Syekh Yusri menambahkan, bahwa ini adalah perumpamaan orang alim dan orang jahil. Orang yang alim diibaratkan seperti mereka yang berada di atas kapal, sehingga memiliki pandangan yang lebih luas, sebagaimana orang alim memiliki keluasan ilmu serta mengetahui dalam menerapkan hukum dan mengamalkannya.

Adapun orang jahil diibaratkan seperti mereka yang berada dibawah kapal, yang tidak melihat apa yang terjadi diluar kapal sana, begitu juga dengan mereka, dengan segala kekurangan ilmunya. Pada lanjutan hadits ini dikatakan

“فَكَانَ الَّذِينَ فِى أَسْفَلِهَا إِذَا اسْتَقَوْا مِنَ الْمَاءِ مَرُّوا عَلَى مَنْ فَوْقَهُمْ فَقَالُوا لَوْ أَنَّا خَرَقْنَا فِى نَصِيبِنَا خَرْقًا وَلَمْ نُؤْذِ مَنْ فَوْقَنَا فَإِنْ يَتْرُكُوهُمْ وَمَا أَرَادُوا هَلَكُوا جَمِيعًا وَإِنْ أَخَذُوا عَلَى أَيْدِيهِمْ نَجَوْا وَنَجَوْا جَمِيعًا”

Artinya: “Maka orang-orang yang berada di bagian bawah kapal ketika menghendaki air, maka mereka harus naik kepada orang yang berada di bagian atasnya, lalu mereka berkata : “ bagaimana kalau kita buat lubang saja di bagian kita ini sehingga kita tidak mengganggu orang di atas kita “. Maka jikalau orang yang berada di atas kapal membiarkan keinginan mereka untuk melubanginya, maka semuanya akan tenggelam. Akan tetapi jikalau mereka mengulurkan tangan kepada orang yang di bawahnya, maka mereka semua akanlah selamat “(HR. Bukhari).

Ketika mereka yang berada di bagian bawah kapal menghendaki untuk mengambil air, maka hendaknya naik ke bagian atas untuk mengambilnya.
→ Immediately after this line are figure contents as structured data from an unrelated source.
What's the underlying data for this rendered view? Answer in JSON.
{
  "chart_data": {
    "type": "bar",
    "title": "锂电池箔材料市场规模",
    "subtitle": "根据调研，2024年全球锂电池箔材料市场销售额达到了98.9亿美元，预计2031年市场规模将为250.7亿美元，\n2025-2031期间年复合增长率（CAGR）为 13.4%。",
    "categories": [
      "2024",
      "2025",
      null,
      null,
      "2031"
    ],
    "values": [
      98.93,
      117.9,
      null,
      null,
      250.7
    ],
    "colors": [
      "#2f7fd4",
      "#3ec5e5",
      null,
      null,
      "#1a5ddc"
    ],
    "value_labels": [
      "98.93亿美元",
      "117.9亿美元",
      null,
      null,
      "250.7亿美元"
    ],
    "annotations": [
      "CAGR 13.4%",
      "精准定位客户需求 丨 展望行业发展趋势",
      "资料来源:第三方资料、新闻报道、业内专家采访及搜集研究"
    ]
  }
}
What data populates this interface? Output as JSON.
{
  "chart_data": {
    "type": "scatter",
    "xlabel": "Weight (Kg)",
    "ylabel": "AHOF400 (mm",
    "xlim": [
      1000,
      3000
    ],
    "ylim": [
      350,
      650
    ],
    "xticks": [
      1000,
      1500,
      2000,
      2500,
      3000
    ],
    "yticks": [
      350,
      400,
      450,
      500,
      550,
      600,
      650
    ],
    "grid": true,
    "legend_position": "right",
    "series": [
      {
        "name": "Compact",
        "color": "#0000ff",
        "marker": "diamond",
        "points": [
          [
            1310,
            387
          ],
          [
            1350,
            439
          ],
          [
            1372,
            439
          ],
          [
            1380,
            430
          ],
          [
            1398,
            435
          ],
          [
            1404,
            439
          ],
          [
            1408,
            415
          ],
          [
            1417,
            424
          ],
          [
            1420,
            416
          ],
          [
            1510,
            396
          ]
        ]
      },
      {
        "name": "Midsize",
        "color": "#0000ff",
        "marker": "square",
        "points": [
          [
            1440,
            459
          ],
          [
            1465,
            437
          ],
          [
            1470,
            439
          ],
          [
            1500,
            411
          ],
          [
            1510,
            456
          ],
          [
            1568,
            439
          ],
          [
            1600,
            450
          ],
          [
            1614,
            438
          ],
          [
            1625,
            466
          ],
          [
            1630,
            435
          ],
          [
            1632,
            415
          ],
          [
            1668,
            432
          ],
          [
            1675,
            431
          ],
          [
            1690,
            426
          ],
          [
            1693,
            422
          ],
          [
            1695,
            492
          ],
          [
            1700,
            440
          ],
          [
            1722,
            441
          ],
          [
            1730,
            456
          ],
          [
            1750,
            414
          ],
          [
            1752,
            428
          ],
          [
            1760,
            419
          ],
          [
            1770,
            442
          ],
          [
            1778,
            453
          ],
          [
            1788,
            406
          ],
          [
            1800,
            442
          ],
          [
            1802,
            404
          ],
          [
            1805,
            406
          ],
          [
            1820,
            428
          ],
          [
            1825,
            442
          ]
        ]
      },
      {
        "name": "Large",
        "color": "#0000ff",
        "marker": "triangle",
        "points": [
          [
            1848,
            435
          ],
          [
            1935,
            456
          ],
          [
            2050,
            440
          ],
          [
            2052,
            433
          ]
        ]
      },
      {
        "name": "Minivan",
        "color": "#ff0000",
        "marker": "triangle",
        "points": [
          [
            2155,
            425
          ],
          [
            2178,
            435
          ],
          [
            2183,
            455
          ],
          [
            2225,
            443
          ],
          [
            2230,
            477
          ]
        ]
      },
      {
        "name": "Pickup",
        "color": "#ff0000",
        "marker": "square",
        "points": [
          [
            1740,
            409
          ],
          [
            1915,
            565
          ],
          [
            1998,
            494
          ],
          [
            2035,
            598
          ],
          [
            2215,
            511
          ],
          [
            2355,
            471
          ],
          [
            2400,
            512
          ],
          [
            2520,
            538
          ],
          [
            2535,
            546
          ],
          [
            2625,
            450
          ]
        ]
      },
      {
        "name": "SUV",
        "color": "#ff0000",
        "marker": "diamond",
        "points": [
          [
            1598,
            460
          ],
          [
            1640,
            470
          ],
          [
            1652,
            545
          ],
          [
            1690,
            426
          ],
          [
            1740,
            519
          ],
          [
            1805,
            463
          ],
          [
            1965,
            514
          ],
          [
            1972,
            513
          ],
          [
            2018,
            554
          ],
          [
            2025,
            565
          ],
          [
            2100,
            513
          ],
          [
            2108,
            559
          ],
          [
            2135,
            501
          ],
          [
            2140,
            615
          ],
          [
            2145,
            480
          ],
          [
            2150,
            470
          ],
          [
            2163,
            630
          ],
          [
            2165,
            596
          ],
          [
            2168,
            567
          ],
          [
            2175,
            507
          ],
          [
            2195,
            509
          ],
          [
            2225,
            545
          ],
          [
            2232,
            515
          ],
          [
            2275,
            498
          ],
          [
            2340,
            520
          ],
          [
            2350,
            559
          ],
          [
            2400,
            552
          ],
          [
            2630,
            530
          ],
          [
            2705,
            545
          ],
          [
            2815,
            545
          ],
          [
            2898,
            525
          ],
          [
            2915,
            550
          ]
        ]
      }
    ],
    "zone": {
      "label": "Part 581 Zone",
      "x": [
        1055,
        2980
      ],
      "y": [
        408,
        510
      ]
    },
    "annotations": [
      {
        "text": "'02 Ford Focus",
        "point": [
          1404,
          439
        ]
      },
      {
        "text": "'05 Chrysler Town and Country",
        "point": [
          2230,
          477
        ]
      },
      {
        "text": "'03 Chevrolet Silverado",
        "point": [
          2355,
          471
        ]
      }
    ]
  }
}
Sebagaimana orang jahil yang tidak mengetahui sebuah hukum, maka hendaknya bertanya kepada para ulama.

Akan tetapi dengan kejahilannya itu, mereka berkata, sudahlah kita tidak usah naik ke atas untuk mengambil nya, sepertinya kita akan lebih mudah ketika membuat lubang dari bawah kapal ini dan mengambilnya langsung.